Trapped, the only way I could silence the nightmares driving me to insanity was to wrap them in color, hold them with shadow, and stitch them to negative space with line.
But no matter how bright the pigments, no one could see my confession.
Except for Roy Callahan.
I thought he was just another nameless one-night stand in a long line of many.
But I was wrong. Roy could see past the façade of my life and through the veil color over the canvas. He could see what the world couldn’t.
And with him I’d find the courage to tell the truth about the boy.
The boy who kissed me.
The boy who loved me.
The boy whose name I couldn’t remember.
Ummm….. *snuggles with blanket* This one hurt.
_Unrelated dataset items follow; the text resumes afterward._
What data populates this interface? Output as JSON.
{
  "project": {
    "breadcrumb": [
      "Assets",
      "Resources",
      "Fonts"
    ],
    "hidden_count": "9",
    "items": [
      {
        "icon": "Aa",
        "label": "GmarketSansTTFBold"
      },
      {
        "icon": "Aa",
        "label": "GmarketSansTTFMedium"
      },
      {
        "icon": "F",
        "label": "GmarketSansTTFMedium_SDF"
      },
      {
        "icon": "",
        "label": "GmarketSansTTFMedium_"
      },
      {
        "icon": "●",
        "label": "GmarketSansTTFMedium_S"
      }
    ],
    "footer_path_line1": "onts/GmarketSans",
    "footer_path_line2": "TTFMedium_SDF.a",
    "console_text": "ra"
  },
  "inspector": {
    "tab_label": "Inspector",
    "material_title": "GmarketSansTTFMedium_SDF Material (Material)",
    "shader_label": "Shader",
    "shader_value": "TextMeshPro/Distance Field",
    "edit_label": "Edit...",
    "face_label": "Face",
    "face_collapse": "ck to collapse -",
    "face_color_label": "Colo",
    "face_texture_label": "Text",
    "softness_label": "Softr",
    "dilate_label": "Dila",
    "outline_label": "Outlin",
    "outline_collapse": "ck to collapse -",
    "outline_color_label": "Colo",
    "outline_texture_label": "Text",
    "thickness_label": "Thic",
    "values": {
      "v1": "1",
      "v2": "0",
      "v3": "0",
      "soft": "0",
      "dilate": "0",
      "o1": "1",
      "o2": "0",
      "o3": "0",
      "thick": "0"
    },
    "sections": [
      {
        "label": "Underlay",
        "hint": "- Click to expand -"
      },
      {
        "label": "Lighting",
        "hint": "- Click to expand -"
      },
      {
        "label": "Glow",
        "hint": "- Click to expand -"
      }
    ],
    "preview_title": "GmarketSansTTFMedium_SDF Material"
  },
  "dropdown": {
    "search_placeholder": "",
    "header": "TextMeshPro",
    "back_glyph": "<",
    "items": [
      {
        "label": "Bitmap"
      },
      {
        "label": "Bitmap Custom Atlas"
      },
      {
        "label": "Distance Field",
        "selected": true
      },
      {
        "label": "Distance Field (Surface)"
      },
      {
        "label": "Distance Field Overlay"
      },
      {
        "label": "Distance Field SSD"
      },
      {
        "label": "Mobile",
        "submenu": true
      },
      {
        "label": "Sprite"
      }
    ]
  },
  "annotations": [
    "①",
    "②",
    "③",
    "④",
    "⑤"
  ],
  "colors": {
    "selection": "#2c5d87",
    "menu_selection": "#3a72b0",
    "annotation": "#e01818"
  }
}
A lot. It’s angsty AF, dark, erotic, brutal and with trigger warnings for pretty much everything littering the pages. This wasn’t my first rodeo with Wilder so I was mentally preparing but some of it was realllllly hard to read.
Paris is a broken yet brilliant artist that disposes the horrors he has seen on canvas while covering them up and making millions. He has multiple mental diagnoses and an absolute vile sister that abuses him regularly to ensure her pockets are lined and secrets aren’t exposed. She can’t see the secrets on the canvas and the art collectors that purchase them can’t either. Roy does though.
Roy is a handyman that meets Paris in a dark room. Their relationship begins with sex and is *very* sexual throughout. Roy is perfect. Seriously freakin’ perfect. He isn’t a rich guy, but humble, hardworking, has made and learned from his mistakes. Roy loves Paris in a way that’s beautiful but also damaging to his sanity and quality of life.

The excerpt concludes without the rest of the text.